The Award graphically documents as to how the PM Ramgoolam was heavily influenced by considerations of electoral politics and the prospects for return to power in taking this unprecedented position of a legal war on the UK over the Chagos Islands issue. Having raised up the expectations on the controversial issue, the PM had no political option except to be seen to be staying the course, especially with the UK virtually ignoring his protestations. While the national discourse on the Chagos Arbitration, shaped by the PM’s narrative, focussed on the sovereignty challenge, the Award clearly establishes that despite the national/domestic political posturing by the PM, the Mauritius position at the Court on the case was based on legal strategies. In any case, the Tribunal found that it does not have the juridical competence/ legal jurisdiction to look into the sovereignty dispute between the countries, as the legal challenge was on other issues such as certain measures Britain unilaterally took to protect the marine environment around the Islands under its control.
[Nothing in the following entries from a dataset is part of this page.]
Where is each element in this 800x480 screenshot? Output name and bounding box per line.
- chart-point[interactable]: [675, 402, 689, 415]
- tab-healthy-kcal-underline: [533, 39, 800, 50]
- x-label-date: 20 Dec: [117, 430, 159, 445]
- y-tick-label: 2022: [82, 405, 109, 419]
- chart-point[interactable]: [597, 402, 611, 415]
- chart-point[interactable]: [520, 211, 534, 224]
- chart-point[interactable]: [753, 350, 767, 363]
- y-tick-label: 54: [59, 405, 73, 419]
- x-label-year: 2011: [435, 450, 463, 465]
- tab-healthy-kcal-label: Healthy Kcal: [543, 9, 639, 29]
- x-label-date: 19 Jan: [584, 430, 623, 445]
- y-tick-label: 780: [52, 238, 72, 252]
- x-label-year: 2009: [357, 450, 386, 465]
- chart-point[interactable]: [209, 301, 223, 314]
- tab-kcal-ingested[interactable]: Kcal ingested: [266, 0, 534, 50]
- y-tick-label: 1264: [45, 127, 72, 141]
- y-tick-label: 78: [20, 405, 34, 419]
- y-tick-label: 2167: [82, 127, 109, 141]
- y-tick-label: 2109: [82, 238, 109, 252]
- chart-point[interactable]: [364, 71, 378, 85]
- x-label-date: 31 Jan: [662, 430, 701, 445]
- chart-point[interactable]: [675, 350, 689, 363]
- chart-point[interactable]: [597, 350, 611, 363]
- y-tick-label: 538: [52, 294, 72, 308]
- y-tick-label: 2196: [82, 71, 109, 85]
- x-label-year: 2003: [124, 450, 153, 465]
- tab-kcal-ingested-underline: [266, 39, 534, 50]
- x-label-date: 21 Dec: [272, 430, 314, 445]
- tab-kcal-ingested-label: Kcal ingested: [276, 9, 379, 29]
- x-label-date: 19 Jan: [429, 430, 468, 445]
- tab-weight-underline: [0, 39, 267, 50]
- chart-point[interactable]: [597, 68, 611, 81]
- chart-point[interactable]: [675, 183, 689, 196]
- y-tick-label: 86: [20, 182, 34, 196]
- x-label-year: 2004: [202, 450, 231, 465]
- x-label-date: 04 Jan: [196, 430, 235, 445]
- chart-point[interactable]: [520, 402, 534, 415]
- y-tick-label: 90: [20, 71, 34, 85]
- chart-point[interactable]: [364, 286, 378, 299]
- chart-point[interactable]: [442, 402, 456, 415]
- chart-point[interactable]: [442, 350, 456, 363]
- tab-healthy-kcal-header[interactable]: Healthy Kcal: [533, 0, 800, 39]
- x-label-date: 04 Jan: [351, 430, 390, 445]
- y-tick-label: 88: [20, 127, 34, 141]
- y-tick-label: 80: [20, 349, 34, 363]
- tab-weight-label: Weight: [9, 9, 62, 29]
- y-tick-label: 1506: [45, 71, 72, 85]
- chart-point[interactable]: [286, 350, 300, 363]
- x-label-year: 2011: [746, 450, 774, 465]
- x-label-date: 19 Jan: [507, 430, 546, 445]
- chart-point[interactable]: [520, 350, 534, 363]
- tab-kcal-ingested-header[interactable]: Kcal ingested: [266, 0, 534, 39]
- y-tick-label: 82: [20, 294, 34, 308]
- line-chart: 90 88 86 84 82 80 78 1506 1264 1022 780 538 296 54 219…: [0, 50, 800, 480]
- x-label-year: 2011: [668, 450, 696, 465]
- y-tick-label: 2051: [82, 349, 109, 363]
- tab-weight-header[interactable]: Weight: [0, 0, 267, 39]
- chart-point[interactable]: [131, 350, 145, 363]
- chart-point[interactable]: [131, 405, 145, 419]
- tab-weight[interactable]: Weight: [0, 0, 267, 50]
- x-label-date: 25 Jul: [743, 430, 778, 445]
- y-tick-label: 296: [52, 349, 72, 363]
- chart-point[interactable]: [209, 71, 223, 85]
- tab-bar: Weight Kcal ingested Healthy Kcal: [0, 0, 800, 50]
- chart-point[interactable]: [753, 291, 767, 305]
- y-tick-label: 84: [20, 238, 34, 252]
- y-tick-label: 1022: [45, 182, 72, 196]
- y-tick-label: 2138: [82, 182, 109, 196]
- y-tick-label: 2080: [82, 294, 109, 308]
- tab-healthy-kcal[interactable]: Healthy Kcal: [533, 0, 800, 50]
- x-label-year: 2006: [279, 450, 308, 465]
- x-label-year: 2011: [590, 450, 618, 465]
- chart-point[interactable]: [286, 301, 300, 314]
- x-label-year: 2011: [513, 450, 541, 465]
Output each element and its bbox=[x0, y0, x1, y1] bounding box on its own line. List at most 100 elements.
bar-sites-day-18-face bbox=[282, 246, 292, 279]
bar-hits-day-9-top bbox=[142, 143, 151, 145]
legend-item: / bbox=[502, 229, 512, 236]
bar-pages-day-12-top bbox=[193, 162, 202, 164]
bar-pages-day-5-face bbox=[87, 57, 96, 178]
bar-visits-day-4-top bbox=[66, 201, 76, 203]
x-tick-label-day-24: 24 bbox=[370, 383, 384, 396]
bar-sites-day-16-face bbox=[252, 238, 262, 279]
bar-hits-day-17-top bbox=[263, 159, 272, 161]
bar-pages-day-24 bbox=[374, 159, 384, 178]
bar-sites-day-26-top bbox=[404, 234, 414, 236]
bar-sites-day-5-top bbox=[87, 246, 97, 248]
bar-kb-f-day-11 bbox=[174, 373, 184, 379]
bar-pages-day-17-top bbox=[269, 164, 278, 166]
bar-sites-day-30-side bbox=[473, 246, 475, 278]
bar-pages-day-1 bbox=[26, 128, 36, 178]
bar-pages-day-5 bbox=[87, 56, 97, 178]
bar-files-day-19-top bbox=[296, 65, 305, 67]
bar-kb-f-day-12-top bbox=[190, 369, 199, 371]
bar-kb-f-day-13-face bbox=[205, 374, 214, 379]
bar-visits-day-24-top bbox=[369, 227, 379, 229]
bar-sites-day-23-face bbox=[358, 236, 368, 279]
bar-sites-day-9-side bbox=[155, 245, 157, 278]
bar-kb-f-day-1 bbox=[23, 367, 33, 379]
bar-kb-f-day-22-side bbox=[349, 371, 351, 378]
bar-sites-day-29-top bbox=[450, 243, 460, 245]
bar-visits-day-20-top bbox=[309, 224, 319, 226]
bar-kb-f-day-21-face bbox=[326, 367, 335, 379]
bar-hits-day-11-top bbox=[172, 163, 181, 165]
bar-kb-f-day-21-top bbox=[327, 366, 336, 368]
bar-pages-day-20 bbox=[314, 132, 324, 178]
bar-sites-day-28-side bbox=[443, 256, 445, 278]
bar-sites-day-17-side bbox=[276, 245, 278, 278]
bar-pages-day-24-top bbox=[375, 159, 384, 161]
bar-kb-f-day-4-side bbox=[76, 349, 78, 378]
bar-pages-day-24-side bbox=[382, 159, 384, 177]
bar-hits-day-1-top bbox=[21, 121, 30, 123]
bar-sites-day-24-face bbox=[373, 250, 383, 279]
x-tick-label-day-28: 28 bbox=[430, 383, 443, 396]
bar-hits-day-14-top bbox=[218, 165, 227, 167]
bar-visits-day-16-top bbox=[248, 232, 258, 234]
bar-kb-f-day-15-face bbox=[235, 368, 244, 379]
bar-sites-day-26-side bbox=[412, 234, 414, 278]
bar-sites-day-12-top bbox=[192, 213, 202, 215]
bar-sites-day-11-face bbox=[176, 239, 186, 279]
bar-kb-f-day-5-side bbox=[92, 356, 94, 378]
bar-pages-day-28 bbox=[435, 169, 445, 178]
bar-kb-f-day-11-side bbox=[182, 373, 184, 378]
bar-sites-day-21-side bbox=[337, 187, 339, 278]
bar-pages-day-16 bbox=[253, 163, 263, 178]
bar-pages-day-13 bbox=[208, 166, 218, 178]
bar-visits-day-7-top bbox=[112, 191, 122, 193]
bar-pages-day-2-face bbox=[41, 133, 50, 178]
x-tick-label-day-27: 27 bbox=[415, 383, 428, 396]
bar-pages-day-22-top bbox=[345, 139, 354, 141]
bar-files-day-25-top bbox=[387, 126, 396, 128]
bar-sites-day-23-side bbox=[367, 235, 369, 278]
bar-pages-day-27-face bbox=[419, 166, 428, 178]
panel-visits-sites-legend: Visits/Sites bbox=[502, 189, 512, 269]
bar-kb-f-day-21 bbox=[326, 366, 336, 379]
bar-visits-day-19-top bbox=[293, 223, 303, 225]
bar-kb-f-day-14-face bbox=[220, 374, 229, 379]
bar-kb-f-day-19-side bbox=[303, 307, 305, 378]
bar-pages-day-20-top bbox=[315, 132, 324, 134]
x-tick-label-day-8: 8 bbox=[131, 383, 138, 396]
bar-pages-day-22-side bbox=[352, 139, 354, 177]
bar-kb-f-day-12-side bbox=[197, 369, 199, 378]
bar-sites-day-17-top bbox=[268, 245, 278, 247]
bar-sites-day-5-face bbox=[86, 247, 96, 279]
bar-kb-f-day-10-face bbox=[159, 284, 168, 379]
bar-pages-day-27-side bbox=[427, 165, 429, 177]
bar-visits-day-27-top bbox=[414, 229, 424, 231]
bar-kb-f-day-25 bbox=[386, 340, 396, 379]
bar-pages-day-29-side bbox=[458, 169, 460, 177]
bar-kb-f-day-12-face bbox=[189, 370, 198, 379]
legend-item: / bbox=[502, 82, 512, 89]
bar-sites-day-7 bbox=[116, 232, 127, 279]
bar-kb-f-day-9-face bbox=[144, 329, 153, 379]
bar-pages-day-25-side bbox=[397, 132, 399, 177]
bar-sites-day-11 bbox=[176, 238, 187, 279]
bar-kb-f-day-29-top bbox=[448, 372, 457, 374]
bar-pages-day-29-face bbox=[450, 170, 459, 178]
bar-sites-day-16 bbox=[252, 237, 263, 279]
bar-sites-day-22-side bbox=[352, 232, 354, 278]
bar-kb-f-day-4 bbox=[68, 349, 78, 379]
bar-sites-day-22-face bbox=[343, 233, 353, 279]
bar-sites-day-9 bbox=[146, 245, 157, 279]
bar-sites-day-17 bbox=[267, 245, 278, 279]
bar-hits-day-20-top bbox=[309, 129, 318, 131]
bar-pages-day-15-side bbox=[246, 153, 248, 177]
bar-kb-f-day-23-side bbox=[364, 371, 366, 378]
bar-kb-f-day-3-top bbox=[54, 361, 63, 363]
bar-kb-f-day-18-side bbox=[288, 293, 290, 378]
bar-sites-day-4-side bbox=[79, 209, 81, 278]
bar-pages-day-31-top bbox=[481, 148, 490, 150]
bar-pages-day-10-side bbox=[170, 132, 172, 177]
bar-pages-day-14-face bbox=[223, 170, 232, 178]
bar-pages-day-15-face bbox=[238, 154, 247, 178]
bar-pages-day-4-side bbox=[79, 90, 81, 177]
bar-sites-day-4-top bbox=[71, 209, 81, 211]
One final thought: Had the people of Mauritius been fully aware of the enormous costs the Arbitration proceedings entailed and the limited outcomes it would eventually produce for the nation, would they have allowed the leaders to go on with their plans?
Through his succinct remarks on the Chagos Arbitration on May 17, 2012, the Khalifatullah (atba) was speaking exactly like a true patriot and son of his soil, a true and committed Mauritian who was aware of what machinations and plans the wily politicians are capable of playing in their power-games, all in the name of the people. Viewed in its entirety, despite his protestations to the contrary, it is apparent that the former PM's international court procedure route for re-establishing the national sovereignty over the Chagos Islands, did not attain with the success he was hoping for, an outcome that was clearly foretold in the Speech of May 17, 2012 by the Khalifatullah (atba). One can only marvel at the extraordinary insights- be it on spiritual and religious matters or on secular and world affairs- that Allah (swt) continues to bestow on His chosen servant of this era, the Khalifatullah Hazrat Munir Ahmad Azim Sahib (atba) of Mauritius, Alhamdulillah, Soumma Alhamdulillah.